Ornith-1.0-35B (Balanced)

Strong performance-to-cost ratio
Runs on 2x A100 80GB or equivalent consumer GPUs
Ideal for development teams needing local deployment
Beats models 10x its size on coding benchmarks

Ornith-1.0-9B (Lightweight)

Runs on a single consumer GPU (RTX 4090 or similar)
Surprisingly capable for its size, especially on SWE-bench
Perfect for edge deployment and resource-constrained environments
Excellent baseline for fine-tuning on domain-specific codebases

Integration with OpenCode

Ornith-1.0 is fully compatible with OpenCode, the open-source AI coding assistant. You can serve any Ornith variant locally and connect it to OpenCode for a completely private, offline agentic coding workflow:

# Serve Ornith-1.0-35B locally with vLLM
vllm serve deepreinforce-ai/Ornith-1.0-35B \
  --host 0.0.0.0 \
  --port 8000 \
  --tensor-parallel-size 2

# Configure OpenCode to use your local server
# Add to opencode.json:
{
  "provider": {
    "name": "openai-compatible",
    "baseURL": "http://localhost:8000/v1",
    "model": "deepreinforce-ai/Ornith-1.0-35B"
  }
}

For the flagship 397B model, vLLM handles tensor parallelism automatically across multiple GPUs. The smaller 9B variant can run on a single GPU, making it ideal for quick prototyping with OpenCode.

Getting Started

# Install from Hugging Face
pip install transformers torch

# Quick inference example
from transformers import AutoModelForCausalLM, AutoTokenizer

model = AutoModelForCausalLM.from_pretrained(
    "deepreinforce-ai/Ornith-1.0-35B",
    torch_dtype="auto",
    device_map="auto"
)
tokenizer = AutoTokenizer.from_pretrained("deepreinforce-ai/Ornith-1.0-35B")

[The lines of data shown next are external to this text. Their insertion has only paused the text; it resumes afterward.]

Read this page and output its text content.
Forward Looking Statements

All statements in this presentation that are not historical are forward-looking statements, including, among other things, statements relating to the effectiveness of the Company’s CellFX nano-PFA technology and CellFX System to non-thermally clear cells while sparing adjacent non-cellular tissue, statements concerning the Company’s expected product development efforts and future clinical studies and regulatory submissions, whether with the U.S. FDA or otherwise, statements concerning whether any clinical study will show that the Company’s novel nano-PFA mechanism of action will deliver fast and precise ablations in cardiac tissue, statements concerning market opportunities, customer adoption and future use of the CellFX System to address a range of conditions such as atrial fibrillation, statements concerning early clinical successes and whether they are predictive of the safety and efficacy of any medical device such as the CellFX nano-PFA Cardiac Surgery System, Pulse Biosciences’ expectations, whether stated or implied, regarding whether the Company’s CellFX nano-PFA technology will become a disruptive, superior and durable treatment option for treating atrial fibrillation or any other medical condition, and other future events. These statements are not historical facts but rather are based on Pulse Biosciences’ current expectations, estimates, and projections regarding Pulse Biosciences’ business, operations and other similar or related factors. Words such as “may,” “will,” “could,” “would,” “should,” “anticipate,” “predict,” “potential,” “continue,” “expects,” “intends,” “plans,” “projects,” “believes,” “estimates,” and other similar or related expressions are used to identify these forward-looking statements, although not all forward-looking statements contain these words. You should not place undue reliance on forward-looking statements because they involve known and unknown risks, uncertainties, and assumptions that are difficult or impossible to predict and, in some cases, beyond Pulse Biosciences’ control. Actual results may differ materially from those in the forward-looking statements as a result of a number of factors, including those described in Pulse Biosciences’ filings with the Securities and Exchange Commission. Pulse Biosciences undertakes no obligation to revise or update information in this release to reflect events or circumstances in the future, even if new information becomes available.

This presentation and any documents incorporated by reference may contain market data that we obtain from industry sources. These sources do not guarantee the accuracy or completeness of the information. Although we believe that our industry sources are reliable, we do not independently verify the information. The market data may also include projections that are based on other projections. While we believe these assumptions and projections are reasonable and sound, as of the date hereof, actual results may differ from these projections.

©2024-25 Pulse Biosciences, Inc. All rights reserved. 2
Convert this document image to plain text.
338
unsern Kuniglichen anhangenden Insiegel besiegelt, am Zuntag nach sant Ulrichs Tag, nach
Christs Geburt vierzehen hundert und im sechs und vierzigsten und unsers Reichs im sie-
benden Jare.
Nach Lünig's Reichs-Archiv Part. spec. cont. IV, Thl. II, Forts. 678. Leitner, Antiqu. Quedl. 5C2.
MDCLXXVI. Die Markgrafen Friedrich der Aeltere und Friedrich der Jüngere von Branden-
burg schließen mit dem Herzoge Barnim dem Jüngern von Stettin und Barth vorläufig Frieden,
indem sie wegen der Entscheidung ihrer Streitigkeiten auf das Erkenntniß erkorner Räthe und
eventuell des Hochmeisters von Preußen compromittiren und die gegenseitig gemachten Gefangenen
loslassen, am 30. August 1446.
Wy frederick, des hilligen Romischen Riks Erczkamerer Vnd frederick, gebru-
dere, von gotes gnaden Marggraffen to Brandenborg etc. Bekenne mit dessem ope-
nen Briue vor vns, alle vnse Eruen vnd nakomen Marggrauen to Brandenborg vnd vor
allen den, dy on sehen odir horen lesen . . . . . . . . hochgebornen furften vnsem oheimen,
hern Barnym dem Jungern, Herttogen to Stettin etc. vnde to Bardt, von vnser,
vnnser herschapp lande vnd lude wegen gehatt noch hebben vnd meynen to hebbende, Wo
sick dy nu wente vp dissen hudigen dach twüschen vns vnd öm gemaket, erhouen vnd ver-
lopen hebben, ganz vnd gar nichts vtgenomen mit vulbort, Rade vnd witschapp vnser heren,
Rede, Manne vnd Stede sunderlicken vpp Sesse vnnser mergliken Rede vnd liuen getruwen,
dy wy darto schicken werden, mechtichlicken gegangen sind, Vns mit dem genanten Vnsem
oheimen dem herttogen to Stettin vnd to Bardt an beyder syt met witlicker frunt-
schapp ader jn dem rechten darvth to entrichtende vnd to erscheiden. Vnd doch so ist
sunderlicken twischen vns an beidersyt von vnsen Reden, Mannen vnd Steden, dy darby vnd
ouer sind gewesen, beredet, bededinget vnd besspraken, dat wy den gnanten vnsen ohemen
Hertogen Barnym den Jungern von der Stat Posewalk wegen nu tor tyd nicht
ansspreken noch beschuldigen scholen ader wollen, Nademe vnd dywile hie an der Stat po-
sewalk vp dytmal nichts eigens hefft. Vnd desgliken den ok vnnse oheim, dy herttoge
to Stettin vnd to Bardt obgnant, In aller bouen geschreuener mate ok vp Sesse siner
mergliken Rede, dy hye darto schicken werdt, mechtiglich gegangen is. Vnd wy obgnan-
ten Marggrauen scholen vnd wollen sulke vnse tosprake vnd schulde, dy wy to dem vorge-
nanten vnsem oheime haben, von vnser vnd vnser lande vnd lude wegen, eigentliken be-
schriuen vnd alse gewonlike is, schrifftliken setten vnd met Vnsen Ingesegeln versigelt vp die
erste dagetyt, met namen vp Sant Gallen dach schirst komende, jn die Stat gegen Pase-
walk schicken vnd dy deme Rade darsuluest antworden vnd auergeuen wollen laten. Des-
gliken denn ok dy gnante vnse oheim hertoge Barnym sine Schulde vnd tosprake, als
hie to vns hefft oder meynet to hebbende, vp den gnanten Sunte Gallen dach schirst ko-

prompt = "Write a Python function to implement a thread-safe LRU cache."
inputs = tokenizer(prompt, return_tensors="pt").to(model.device)
outputs = model.generate(**inputs, max_new_tokens=2048)
print(tokenizer.decode(outputs[0], skip_special_tokens=True))

Conclusion

Ornith-1.0 marks a turning point in open-source AI for coding. By combining a self-improving architecture with the permissive MIT license, it democratizes access to state-of-the-art agentic coding capabilities. Whether you’re running the 397B flagship for maximum performance or the lightweight 9B variant on consumer hardware, Ornith-1.0 delivers exceptional value.

The numbers speak for themselves: a 397B open-source model outperforming Claude Opus 4.7 on both Terminal-Bench 2.1 and SWE-bench Verified is not just impressive — it’s a signal that the gap between proprietary and open-source AI is closing rapidly.